O gene de Plexin D1 determina a distribuição da gordura corporal nos seres humanos

Os Cientistas souberam que por algum tempo esse pessoa que levam muito peso em torno de suas barrigas é mais provável desenvolver o diabetes e a doença cardíaca do que aqueles que têm uns quadris e umas coxas mais grandes. Mas o que não foi claro é porque a gordura acumula em lugares diferentes para produzir estas formas clássicas da “maçã” e da “pera”.

Agora, os pesquisadores descobriram que um gene chamado Plexin D1 parece controlar onde a gordura é armazenada e como as pilhas gordas são dadas forma, factores conhecidos na saúde e o risco da doença futura.

Actuando em um teste padrão que emergisse em um estudo mais adiantado de relações do cintura-à-quadril em 224.000 povos, o estudo, que aparece o 23 de março nas Continuações da Academia Nacional das Ciências, encontrado que os zebrafish que estavam faltando o gene de Plexin D1 tiveram a gordura menos abdominal ou visceral, o tipo que empresta alguns seres humanos uma forma característica da maçã. Os pesquisadores igualmente mostraram que estes zebrafish do mutante estiveram protegidos da resistência à insulina, um precursor de diabetes, mesmo depois comer uma dieta alto-gorda.

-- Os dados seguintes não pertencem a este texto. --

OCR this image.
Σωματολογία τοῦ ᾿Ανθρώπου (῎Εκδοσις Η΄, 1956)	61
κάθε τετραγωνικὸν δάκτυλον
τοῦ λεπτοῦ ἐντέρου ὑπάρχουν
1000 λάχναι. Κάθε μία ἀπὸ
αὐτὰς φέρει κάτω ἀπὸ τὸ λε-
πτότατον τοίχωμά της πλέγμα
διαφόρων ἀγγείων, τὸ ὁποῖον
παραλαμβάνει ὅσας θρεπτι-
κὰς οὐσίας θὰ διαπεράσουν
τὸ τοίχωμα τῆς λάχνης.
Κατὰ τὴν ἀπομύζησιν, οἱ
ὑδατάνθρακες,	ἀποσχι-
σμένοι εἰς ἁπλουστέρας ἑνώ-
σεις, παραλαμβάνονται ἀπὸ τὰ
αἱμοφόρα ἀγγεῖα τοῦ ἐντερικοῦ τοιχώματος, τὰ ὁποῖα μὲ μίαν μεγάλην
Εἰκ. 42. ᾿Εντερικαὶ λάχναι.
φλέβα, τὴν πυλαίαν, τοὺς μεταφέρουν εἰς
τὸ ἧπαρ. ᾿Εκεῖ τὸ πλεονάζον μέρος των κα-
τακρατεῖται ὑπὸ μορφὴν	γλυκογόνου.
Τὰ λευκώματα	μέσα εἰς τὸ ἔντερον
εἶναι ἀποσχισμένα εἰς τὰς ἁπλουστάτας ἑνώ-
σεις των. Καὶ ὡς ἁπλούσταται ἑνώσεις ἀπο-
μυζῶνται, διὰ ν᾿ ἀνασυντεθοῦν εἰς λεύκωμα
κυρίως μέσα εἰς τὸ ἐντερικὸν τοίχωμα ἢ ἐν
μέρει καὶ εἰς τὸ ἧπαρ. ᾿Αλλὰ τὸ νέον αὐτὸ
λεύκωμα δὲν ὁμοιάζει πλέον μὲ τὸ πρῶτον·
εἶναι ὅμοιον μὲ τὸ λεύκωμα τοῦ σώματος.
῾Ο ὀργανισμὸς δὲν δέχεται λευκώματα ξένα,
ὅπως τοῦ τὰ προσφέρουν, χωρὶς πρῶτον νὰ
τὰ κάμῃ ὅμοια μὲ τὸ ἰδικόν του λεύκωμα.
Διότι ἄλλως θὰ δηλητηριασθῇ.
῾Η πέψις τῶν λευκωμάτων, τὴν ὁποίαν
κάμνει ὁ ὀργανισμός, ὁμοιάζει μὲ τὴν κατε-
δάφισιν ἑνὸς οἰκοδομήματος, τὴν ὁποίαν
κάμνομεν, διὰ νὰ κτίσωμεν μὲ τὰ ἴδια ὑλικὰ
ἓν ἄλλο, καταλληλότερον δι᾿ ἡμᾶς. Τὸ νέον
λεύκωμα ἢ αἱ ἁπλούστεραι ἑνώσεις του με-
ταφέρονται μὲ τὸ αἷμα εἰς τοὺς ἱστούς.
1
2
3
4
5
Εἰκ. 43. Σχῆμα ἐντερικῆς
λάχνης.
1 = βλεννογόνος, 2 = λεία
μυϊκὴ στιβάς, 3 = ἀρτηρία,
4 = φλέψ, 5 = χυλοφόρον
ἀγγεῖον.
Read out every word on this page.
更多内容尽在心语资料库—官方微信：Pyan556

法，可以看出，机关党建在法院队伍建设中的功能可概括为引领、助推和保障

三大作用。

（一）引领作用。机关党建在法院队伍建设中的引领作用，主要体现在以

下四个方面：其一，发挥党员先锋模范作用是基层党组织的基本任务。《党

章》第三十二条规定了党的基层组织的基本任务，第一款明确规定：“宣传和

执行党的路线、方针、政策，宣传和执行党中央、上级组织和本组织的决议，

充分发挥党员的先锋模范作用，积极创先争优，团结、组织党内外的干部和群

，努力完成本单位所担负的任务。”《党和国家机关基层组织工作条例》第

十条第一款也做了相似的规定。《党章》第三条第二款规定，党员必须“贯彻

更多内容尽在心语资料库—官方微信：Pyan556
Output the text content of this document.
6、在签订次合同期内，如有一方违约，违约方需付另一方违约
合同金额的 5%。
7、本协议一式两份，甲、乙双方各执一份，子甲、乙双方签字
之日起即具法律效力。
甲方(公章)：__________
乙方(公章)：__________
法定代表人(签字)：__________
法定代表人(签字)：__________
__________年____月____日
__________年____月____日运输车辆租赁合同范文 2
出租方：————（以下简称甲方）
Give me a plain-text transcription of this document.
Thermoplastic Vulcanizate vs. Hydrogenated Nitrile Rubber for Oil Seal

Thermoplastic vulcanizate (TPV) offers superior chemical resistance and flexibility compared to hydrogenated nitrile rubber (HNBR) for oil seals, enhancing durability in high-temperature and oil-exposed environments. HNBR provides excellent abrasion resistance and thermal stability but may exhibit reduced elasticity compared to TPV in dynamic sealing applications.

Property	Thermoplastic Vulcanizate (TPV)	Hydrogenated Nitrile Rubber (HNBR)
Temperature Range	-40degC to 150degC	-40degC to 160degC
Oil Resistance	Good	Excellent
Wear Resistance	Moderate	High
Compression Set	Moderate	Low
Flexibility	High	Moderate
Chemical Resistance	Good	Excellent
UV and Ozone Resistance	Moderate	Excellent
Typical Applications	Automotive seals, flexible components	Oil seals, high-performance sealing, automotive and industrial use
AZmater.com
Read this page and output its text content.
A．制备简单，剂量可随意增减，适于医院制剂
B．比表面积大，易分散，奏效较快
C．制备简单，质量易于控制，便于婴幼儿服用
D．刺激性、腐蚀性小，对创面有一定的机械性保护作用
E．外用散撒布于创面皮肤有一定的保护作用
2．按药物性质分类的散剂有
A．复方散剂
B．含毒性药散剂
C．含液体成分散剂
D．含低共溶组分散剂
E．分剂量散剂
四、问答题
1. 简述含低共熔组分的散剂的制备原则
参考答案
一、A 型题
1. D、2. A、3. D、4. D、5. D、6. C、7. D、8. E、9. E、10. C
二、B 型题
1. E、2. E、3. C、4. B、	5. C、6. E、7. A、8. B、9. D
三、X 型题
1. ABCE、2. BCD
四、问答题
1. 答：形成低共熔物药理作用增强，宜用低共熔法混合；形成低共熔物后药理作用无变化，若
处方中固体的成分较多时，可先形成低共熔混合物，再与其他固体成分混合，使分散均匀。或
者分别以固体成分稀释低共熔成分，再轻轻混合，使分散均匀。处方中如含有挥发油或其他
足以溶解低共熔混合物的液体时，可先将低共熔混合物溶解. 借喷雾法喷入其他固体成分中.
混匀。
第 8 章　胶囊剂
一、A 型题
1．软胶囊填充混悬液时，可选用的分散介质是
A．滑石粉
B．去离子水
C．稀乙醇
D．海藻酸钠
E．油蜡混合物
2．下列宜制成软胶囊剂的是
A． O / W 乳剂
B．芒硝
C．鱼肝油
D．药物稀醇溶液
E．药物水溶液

“Este trabalho identifica um caminho molecular novo que determine como a gordura é armazenada no corpo, e em conseqüência, saúde metabólica total das influências,” disse John F. Rawls, Ph.D., autor superior do estudo e professor adjunto da genética molecular e da microbiologia na Faculdade de Medicina de Duke University. “Movendo-se para a frente, os componentes desse caminho podem transformar-se alvos potenciais para endereçar os perigos associados com a acumulação gorda visceral.”

Ao Contrário da gordura subcutâneo que se senta abaixo da pele dos quadris, das coxas, e da parte traseira de indivíduos pera-dados forma, mentiras viscerais da gordura profundamente dentro da secção mestra, firmada entre os órgãos vitais como o coração, o fígado, o intestino, e os pulmões. De lá, o tecido emite-se as hormonas e os outros produtos químicos que causam a inflamação, provocando doenças metabólicas como a hipertensão, cardíaco de ataque, curso, e diabetes.

Apesar das implicações claras da saúde da distribuição da gordura corporal, é sabido relativamente pouco sobre a base genética da forma do corpo. Um grande estudo internacional que aparecesse na Natureza em fevereiro começou a preencher esta diferença procurando regiões do genoma humano associado com um métrico comum conhecido como a relação do cintura-à-quadril, que usa medidas de cintura como um proxy para medidas gordas e ancas viscerais como um proxy para a gordura subcutâneo. Os pesquisadores analisaram amostras de 224.000 povos e as dúzias encontradas dos hot spot ligados a sua relação do cintura-quadril, incluindo alguns próximos um gene chamaram Plexin D1 que é conhecido para ser envolvido em vasos sanguíneos da construção.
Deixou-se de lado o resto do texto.